Grover Norquist, a prominent anti-tax activist, said it is tactically smart for Republican candidates to back such state ballot initiatives because it could blunt possible attacks from Democrats.

“If you were trying to say this [election] is all about Obamacare and immigration and that the president’s IRS has gone crazy, why would you allow someone to throw a marble and then go step on it?” Norquist asked.

A handful of Republican governors running for reelection this year are able to claim credit for broadening the social safety net through the Affordable Care Act. Although they opposed Obama’s signature health-care law, Ohio Gov. John Kasich (R), Pennsylvania Gov. Tom Corbett (R) and Snyder accepted federal money under the act to expand Medicaid coverage in their states.
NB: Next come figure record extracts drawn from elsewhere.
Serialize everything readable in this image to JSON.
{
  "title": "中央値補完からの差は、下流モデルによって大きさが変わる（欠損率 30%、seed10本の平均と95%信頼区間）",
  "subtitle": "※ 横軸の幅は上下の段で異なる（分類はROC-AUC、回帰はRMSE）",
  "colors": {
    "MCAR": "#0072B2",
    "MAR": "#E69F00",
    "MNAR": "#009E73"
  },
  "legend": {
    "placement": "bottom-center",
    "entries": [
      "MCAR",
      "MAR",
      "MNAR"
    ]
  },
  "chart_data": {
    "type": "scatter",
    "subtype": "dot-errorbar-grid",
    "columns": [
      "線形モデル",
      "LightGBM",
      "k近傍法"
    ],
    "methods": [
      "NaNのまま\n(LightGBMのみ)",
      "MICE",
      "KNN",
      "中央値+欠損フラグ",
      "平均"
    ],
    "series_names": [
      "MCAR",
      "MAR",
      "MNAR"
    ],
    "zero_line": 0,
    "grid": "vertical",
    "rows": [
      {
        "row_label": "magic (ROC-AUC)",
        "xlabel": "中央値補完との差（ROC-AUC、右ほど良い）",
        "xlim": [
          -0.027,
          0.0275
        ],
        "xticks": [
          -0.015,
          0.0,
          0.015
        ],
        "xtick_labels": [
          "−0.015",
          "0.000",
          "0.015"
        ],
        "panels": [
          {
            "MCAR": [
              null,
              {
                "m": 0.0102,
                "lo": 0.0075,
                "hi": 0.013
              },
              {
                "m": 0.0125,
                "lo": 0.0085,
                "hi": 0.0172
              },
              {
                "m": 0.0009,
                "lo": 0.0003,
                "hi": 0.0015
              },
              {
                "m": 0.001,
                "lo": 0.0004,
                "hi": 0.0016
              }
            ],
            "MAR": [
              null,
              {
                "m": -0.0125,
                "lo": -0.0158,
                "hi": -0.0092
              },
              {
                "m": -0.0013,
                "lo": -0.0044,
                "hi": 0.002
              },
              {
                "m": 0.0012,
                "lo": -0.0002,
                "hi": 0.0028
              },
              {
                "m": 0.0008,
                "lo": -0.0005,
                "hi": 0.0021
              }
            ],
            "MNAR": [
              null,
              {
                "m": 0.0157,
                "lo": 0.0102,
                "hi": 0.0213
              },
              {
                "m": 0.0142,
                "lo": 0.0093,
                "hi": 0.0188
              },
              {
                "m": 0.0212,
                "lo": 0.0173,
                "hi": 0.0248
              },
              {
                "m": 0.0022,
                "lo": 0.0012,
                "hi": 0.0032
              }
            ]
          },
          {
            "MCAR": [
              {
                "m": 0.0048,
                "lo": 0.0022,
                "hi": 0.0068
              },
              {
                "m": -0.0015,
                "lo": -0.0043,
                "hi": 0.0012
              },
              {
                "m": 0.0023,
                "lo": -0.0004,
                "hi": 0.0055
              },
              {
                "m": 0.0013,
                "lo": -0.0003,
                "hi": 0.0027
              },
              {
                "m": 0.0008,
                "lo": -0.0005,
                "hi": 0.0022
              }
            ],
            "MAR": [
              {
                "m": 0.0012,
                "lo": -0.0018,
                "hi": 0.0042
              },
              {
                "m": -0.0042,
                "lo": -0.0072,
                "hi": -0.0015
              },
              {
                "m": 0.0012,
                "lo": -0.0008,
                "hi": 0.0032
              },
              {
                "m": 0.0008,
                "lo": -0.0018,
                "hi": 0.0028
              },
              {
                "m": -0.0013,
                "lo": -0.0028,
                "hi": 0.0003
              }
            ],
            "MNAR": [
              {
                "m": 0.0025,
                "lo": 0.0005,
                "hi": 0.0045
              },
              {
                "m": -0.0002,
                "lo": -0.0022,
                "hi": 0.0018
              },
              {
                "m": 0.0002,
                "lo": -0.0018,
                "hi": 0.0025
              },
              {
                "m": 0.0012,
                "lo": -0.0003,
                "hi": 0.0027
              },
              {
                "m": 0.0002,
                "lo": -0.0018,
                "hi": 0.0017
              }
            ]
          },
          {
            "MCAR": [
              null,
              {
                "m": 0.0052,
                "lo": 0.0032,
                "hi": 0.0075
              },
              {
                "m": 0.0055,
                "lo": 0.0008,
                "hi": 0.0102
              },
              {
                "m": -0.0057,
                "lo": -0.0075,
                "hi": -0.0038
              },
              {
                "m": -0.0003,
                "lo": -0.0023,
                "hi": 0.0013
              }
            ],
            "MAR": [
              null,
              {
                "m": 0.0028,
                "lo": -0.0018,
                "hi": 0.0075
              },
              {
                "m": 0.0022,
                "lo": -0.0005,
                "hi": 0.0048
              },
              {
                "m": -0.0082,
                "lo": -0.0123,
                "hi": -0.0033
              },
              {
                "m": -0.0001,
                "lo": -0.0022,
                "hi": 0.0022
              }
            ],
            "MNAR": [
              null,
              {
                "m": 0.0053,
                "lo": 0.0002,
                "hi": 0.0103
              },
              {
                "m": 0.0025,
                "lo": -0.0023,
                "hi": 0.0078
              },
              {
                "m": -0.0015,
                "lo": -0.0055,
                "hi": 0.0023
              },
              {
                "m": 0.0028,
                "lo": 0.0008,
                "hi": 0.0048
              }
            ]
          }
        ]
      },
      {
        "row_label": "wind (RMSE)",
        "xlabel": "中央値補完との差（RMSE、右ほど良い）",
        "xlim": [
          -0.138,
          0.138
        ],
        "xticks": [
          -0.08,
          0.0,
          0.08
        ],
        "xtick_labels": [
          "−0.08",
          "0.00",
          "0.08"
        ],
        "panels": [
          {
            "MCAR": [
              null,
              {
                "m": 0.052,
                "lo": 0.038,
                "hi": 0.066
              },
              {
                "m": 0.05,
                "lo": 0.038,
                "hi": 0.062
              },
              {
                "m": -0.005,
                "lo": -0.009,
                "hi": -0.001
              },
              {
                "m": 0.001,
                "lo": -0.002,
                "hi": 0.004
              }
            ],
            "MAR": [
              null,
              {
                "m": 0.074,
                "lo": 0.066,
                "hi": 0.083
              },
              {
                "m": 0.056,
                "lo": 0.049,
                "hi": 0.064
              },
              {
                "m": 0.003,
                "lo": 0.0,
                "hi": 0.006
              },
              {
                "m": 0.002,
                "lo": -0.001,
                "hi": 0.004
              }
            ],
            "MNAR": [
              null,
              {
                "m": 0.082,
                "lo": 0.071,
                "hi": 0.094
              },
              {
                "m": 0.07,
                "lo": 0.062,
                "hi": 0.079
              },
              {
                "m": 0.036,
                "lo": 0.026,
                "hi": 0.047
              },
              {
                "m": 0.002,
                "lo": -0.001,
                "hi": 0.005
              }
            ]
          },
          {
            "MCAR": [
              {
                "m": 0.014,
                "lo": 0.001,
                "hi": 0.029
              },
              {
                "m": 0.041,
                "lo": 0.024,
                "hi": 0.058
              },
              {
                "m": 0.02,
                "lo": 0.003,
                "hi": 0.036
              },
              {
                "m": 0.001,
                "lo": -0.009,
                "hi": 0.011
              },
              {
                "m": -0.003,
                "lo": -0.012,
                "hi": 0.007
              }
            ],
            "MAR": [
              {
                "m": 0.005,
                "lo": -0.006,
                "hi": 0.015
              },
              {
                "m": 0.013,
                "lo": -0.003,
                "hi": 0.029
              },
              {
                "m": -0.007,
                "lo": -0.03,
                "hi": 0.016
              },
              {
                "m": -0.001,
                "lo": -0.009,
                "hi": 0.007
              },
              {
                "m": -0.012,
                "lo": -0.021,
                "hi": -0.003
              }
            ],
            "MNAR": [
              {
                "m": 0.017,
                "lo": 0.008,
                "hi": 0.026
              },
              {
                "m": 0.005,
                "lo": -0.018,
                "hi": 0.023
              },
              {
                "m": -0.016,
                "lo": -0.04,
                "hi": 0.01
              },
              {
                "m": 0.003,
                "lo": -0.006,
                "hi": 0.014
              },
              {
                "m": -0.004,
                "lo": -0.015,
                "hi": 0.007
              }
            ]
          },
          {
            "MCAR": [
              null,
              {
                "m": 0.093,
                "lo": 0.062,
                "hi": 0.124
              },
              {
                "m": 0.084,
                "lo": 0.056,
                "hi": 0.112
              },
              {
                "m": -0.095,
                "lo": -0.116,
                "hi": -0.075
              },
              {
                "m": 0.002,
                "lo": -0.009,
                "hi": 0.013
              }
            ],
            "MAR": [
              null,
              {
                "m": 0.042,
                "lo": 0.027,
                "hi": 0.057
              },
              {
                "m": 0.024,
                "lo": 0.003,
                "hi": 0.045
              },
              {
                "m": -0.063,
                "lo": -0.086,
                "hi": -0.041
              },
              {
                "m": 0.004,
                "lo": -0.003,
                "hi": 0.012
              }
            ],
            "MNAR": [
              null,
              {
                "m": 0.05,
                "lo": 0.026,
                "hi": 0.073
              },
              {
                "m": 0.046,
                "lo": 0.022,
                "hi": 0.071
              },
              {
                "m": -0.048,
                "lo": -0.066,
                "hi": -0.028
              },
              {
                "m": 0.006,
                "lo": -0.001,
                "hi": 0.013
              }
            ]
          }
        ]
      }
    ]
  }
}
Even Senate Minority Leader Mitch McConnell (R-Ky.), who faces a tough reelection fight, has said he supports Kentucky’s expansion of Medicaid, the federal-state health-care program for low-income people.

Vin Weber, a former congressman and GOP insider, said Republican campaigns for the past six years have been driven by the conservative grass-roots backlash to Obama. The party’s future, he said, relies on devising a positive and more inclusive agenda.

“The party is more conservative than it has been in the past, but some issues are not worth fighting about, and minimum wage is one example,” Weber said. “If you actually want to govern the country again, the party’s got to be for more than against the guy who’s no longer going to be president.”